The Top 10 Questions You Need Answered When Building A Custom Home In The Denver Metro Area.
Are you planning to build a luxury or custom home in the Denver Metro Area? Ready to proceed but unsure of what steps to take? That’s alright- every one of us started somewhere, and last time we checked, people weren’t born with an innate knowledge of the Denver custom and luxury home building industry. Remedy your condition with this list of the 10 most important custom home building questions.
We’ll focus primarily on Denver and its surrounding cities and suburbs, but the underlying fundamentals should hold true for almost any market in the US. In this FAQ On Building A Home In Denver you will find everything you need to guide you.
FAQ On Building A Home In The Denver Metro Area FAQ #1 – What is the difference between a spec home and a custom home?
The first thing we’ll cover is the significant difference between a true custom home and a spec home. Depending on how early in the build you purchase the spec, you may get limited options to select – you may get none. you’re severely hampered in your ability to craft your home around your lifestyle. Custom homes offer more freedom and are purpose-built to suit you and your family’s needs.
A custom home is a unique, one-of-a-kind home designed for a customer from the start. The customer gives input on the design, gets to select all finishes and features, inside and out, making it a truly customized home. A spec home is a home a builder builds, then lists on the market, speculating that an interested buyer will come along and purchase the home.
What are spec homes?
Spec homes are those homes built for a general buyer, without a specific individual in mind. Its design, features, and specifications are a mix of what the builder thinks will appeal to the widest possible audience to maximize what they can charge for the homes and ensure they’re able to move units off their books quickly after finishing construction. Buyers are typically given a few different options (or no options if the home is completed or nearing completion), as far as home plan layouts, colors, products, and some fixtures- much like you’d have when choosing options when you’re buying a car- only it is upgraded Kohler faucets and Miele coffee makers instead of heated leather seats and chrome wheel trim.

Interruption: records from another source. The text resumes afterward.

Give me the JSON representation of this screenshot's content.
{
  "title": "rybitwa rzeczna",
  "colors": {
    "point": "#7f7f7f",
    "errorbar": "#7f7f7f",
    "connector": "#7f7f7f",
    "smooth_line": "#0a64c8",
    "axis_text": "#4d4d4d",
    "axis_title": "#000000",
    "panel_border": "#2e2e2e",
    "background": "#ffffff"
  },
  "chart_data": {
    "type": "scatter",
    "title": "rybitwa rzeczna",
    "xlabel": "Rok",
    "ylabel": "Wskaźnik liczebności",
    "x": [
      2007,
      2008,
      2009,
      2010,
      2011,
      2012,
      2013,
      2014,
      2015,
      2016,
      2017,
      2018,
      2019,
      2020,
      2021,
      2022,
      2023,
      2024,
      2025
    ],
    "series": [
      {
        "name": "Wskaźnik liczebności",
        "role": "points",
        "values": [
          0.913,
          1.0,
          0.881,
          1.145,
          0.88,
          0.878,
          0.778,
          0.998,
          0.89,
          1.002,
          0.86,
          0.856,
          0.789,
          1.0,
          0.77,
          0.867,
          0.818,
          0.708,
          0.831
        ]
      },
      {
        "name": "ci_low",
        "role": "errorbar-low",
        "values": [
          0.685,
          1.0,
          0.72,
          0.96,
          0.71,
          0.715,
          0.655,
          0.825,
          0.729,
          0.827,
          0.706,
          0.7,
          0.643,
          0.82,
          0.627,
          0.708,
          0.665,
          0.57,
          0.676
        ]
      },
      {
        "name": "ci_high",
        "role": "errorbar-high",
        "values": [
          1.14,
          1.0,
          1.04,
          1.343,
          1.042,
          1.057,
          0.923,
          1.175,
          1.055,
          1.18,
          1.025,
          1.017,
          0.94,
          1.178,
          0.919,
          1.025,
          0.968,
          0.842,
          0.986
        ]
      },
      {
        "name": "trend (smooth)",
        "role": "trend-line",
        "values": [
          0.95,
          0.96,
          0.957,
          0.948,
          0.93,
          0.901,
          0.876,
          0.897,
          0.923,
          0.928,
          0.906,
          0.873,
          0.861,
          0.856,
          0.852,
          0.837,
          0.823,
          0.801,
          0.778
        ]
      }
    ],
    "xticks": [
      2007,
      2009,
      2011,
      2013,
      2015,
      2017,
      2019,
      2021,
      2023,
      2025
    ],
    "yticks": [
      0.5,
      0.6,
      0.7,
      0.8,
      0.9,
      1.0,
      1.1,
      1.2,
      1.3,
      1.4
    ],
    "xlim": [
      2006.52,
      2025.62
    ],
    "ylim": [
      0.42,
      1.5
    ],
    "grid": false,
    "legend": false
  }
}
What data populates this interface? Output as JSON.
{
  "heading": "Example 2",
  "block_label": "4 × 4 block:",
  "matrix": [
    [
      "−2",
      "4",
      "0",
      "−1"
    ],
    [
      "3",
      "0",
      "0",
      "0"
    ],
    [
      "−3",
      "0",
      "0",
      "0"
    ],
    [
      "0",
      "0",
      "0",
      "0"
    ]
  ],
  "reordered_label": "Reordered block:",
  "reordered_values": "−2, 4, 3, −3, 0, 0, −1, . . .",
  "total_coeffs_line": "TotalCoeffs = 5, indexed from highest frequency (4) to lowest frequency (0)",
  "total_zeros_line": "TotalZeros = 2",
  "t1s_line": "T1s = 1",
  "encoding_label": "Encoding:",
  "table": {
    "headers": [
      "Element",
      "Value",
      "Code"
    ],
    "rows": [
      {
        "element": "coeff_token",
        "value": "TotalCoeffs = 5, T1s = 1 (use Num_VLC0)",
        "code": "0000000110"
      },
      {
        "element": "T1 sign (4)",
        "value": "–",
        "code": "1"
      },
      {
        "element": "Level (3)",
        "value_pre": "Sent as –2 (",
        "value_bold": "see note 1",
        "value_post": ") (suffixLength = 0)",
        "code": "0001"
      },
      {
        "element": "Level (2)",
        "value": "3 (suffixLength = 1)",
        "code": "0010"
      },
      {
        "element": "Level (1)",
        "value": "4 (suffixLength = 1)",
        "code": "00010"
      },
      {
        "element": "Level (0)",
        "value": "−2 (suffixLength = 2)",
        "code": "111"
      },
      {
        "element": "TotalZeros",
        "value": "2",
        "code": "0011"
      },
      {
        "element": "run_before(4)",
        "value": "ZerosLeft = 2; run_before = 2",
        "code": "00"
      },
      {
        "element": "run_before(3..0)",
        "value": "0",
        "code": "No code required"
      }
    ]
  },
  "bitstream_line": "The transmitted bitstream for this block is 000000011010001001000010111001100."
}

However, you should keep in mind that these homes are built with one thing in mind- profit. The builder is not running a charity and will do everything they can to maximize what they make from each house they sell. It’s not uncommon to see entire developments of spec homes that are built to code, but with little regard to the “user experience” that you’ll have actually living in the home. Little things like electric outlet placement, the range on your stove, and the railings to your stairs seem like inconsequential details, but they can have a major impact on how you live in and enjoy your home.
Your choices are fairly limited with spec homes and you’ll be restricted in your ability to build your home to suit your individual lifestyle. That’s not to say that spec homes are by necessity inferior to custom homes- builders create some fantastic spec homes- it is just that buyers are often left wanting more, particularly in the luxury space where you’re spending a $2M+ million dollars to get into a home.